As fate would have it, I tasted a Frog’s Leap Zinfandel from 1985(older than me) at a wine lunch I attended on the property years ago. I was still a junior sommelier at this time. Nonetheless, that wine impressed itself forever in my mind. The nose was beautiful and reminiscent of dried fruits like cranberry, raspberry, and fig with just a hint of pomegranate. Plus, a touch of cedar, baked earth and dried red flowers add to the wine’s complexity. On the palate the wine was savory and spicy with flavors of white pepper, smoked meat, dried black fruit, strawberry, sandalwood and turned earth. This wine was mind blowing. By far the most complex and expressive Zinfandel I have ever tasted.
Zinfandel is fascinating and versatile, despite the association with White Zin and fabulous boxed rose. Moreover, it’s not just an easy-drinking porch pounder. Zin produces every wine style, including red, white, rosé, and sweet wines. When made as a red wine, the style varies greatly depending on where the grape comes from and the winemaker’s influence. When grown in the Central Valley of California, Zin takes on a powerful, boozy, rich structure but when from the slopes of mountain districts in Napa it becomes delicate, floral and playful.
Deciding when to harvest the grape is also key in determining the flavor. This is when the winemaking decisions come into play. Zinfandel is often described as jammy or as having mixed berry flavors because the grapes themselves ripen inconsistently.
What does this ACTUALLY mean? On each individual bunch of Zinfandel grapes there will be a range of ripeness in the fruit. In other words, there will be a mixture grape maturity, from tiny green berries to big red overripe berries. So, Zinfandel has an underripe style with bright red fruit and high acidity when the grapes are picked early. Or the wine is a dense, spicy, voluptuous, black-fruited, earth bomb when the fruit is allowed to ripen fully.
Even though California Zinfandel has reached international acclaim this grape is not a Hella-Nor-Cal native. The Zinfandel grape was brought over from Europe in the 1800’s although by whom, is not entirely clear. Many sources credit the flamboyant-self-titled “Count” Agoston Harazthy with the dirty deed of smuggling the first Zin vines to the states. Although the Count famously created the eponymous Buena Vista Winery, many of his other “deeds” (and likely a significant part of his life story) were highly exaggerated, so the truth may never be known. What IS known is that Zinfandel is genetically identical to the Italian Primitivo grape AND Crljenak Kastelanski, a grape of Croatian origin. Try saying that three times fast.

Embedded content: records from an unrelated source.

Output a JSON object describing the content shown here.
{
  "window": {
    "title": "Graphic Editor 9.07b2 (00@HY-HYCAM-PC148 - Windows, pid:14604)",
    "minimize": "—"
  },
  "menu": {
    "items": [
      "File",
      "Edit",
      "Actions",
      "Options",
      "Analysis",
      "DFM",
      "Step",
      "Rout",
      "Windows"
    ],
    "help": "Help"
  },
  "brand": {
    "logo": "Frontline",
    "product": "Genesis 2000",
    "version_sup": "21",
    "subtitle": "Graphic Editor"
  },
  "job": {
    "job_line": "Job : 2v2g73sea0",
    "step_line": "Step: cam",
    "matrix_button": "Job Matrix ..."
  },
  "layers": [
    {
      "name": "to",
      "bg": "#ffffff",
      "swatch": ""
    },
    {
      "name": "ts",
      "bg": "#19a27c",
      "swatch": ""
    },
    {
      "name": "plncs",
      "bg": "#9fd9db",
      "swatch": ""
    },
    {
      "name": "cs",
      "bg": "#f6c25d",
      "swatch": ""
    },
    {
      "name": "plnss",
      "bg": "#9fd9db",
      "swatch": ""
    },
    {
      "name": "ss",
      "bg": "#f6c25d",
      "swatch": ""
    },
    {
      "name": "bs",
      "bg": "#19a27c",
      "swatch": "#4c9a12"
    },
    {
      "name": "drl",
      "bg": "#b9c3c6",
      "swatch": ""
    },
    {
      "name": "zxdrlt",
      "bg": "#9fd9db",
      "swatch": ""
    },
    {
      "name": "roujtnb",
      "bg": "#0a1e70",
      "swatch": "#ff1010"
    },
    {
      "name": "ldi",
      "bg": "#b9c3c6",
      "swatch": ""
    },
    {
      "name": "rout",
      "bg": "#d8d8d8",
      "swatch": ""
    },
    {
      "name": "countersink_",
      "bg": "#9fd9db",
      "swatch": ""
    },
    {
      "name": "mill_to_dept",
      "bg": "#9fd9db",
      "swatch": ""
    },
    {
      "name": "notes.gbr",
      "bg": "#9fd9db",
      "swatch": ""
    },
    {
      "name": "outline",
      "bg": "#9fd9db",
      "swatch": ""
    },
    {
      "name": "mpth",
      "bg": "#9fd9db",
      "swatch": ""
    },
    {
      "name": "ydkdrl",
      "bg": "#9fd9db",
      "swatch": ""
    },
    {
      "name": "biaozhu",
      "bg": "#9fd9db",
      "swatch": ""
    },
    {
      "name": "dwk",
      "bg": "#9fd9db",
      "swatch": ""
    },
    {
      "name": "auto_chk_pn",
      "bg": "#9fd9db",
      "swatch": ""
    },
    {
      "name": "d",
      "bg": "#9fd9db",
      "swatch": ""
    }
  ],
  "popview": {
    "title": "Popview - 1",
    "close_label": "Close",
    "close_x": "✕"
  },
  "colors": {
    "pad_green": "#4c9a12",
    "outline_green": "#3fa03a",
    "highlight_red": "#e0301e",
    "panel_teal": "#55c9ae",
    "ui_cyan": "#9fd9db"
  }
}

Favorite Producers & Regions
My FAVORITE expression of Zinfandel comes from Andis Winery. Andis is one of the few lucky producers who make their wine from some of the oldest vines in the world; the Old Grandpere Vineyard in the Mokelumne River AVA of the Sierra Foothills. The vines were planted in 1869 and are gnarled and striking to behold. There are many other amazing producers all around California; Frog’s Leap and Storybook Mountain in Napa and Ancient Peaks in Santa Margarita Ranch top my list.
So what do you pair with Zinfandel?
IT DEPENDS ON WHAT ZIN! Again, you can find a million different styles of Zinfandel; it really depends on what you want. Let’s break it down style by style:
Sparkling Zin: Pair with deep fried and or spicy foods.
White/Rose Zin: This can go well by itself, or paired with light summer fare like crudite, salad, roast chicken and fish. Believe it or not—- some good White Zin’s do exist. Try Turley’s White Zin for a taste of CLASSY non-boxed Rose.
Red Zin: Say it with me — BBQ. Yeah it’s a classic for a reason. That spicy acidic boozy Zin will clean your mouth after every fatty, saucy bite. If you are drinking a lighter style of Zinfandel, try this with pork loin, waygu beef and duck! Of course you can always do charcuterie, blue cheese and (for my vegetarian friends) roast mushrooms as well. Red Zin holds also shows well with dishes such as pumpkin curry.. Yum.
Sweet or Fortified Zin: Chocolate cake or chocolate anything is a winner. Favorite desert I have EVER tried with a late harvest Zinfandel wine — Chocolate lava cake with fresh raspberries and candied maple walnuts. My mouth is already watering… Jesus.
Thank god for Zinfandel advice just in time for 4th of July. Drink well friends!